The aim of the study was to investigate the expression, localization, and function of serglycin proteoglycan in neutrophils. Serglycin is an intracellular proteoglycan with a core protein of 17.6 kDa and glycosaminoglycan side chains of more than 200 kDa. A function of serglycin in granule formation, in targeting of proteins to granules, and in packaging granule proteins has been proposed.

Serglycin proteoglycan was localized to the Golgi stacks and immature granules in promyelocytes and myelocytes (progenitors of neutrophils) from human bone marrow. Serglycin was absent from mature neutrophils and granule proteins were shown not to be packaged as macromolecular complexes.

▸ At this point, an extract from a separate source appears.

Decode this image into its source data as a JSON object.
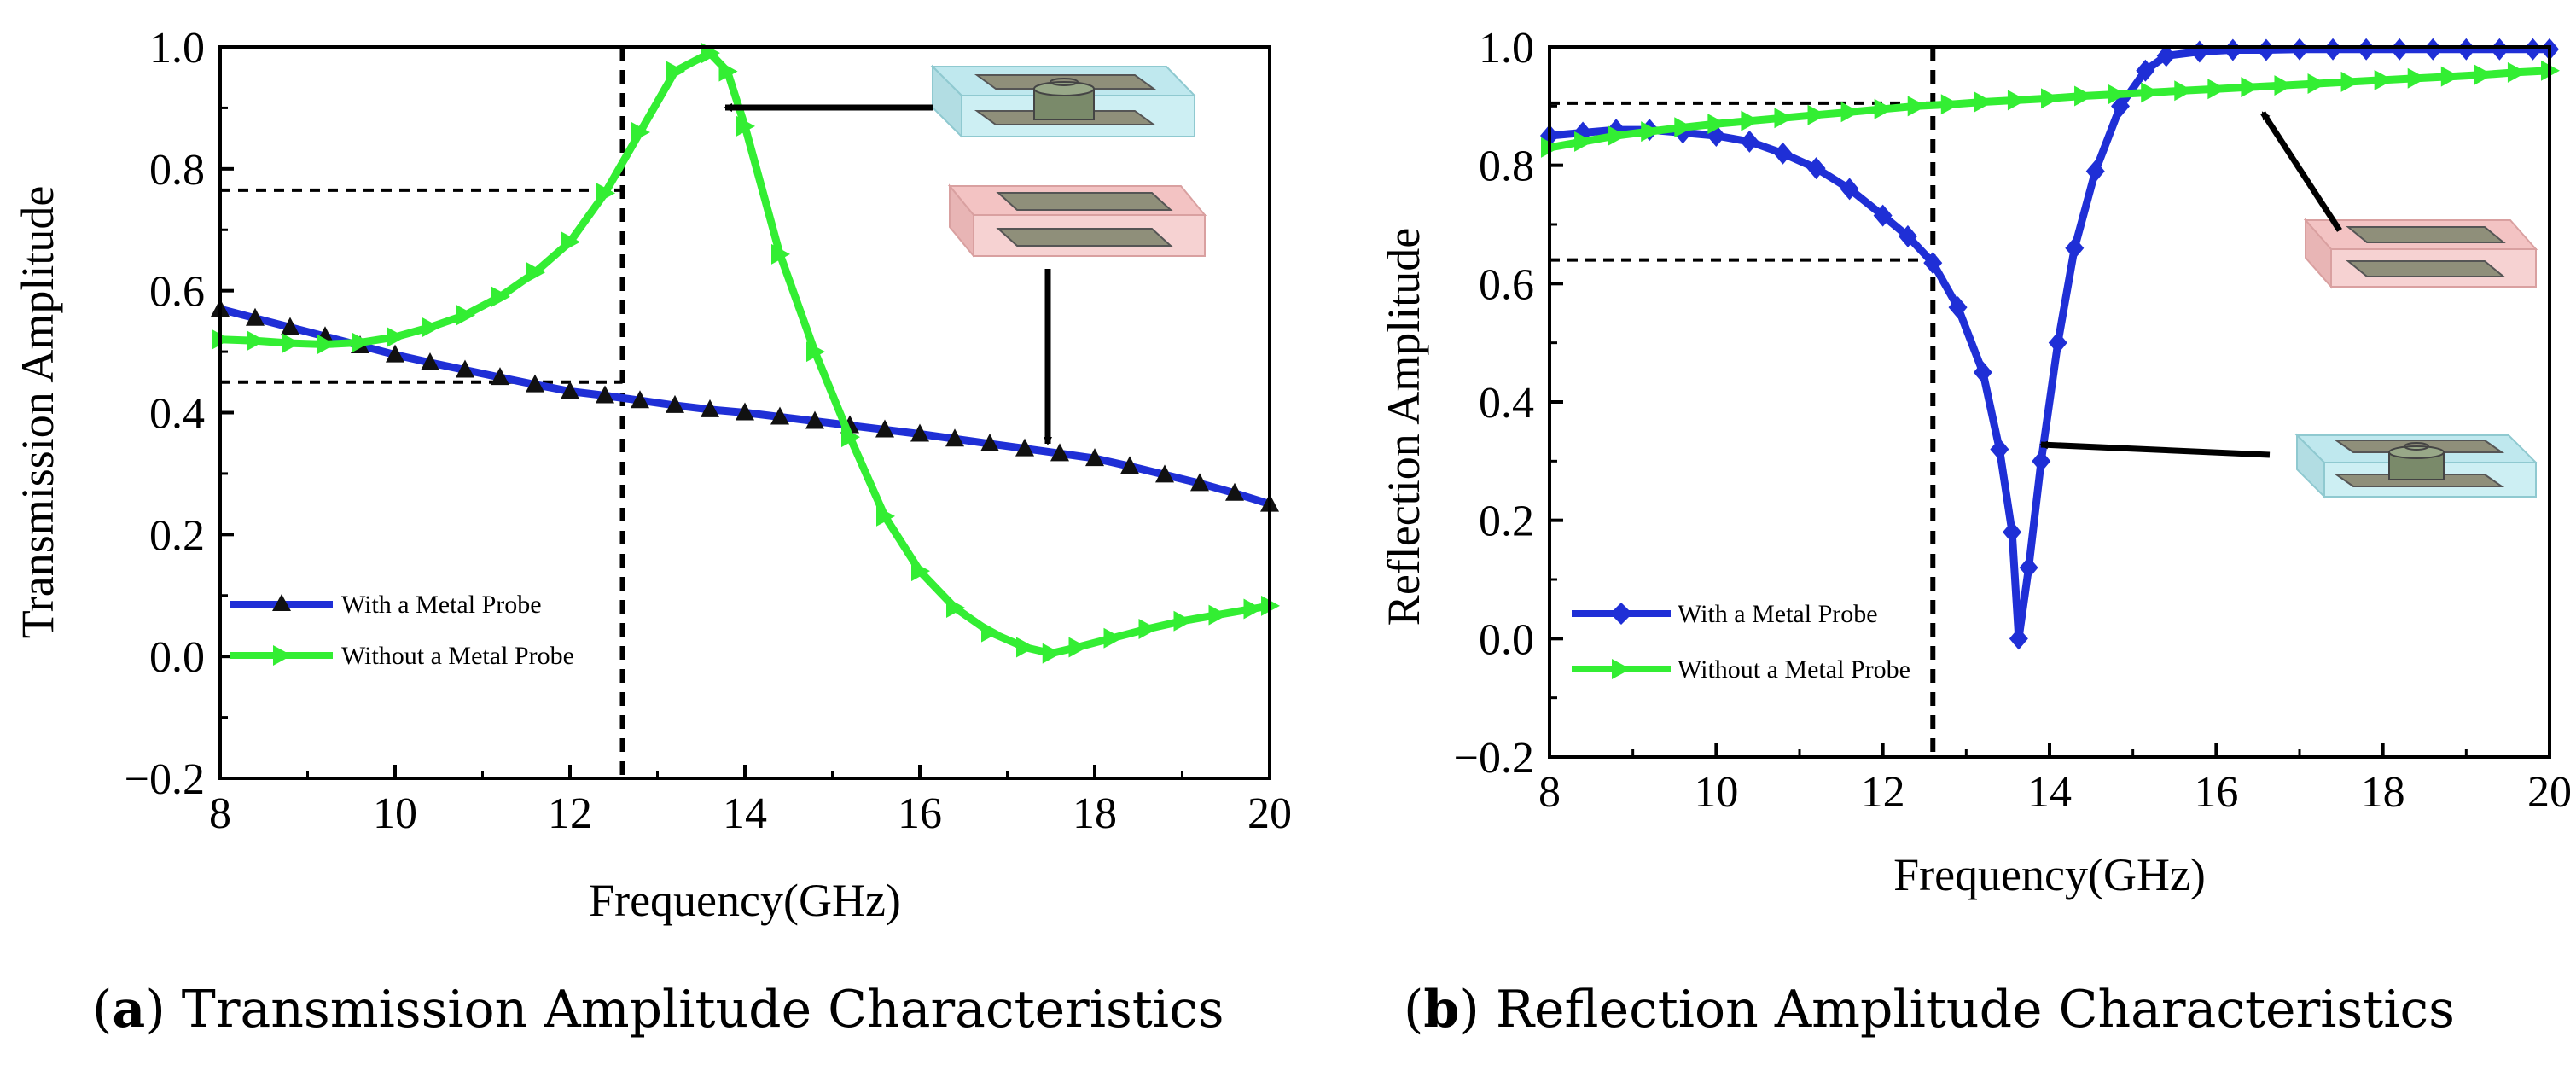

By means of a serglycin knock-out mouse model, neutrophil elastase was shown to be dependent on serglycin for localization in azurophil granules of neutrophils. The lack of serglycin, and thereby lack of neutrophil elastase, compromised the in vivo bactericidal activity of neutrophils against Gram-negative Klebsiella pnuemoniae.

The expression of serglycin was characterized for different haematological malignancies. Serglycin was proposed as a marker of immature myeloid cells.

The previously proposed role of serglycin in localizing zymogens of exocrine pancreas to zymogen granules in pancreatic acinar cells was investigated. It was clarified that serglycin is neither expressed in human nor murine pancreas. The localization of zymogens is unaffected by the lack of serglycin in a serglycin knock-out mouse model.

Together these data characterize a function for serglycin during myelopoiesis that is specific for neutrophil differentiation. Analogous functions have been characterized in other haematopoietic cells.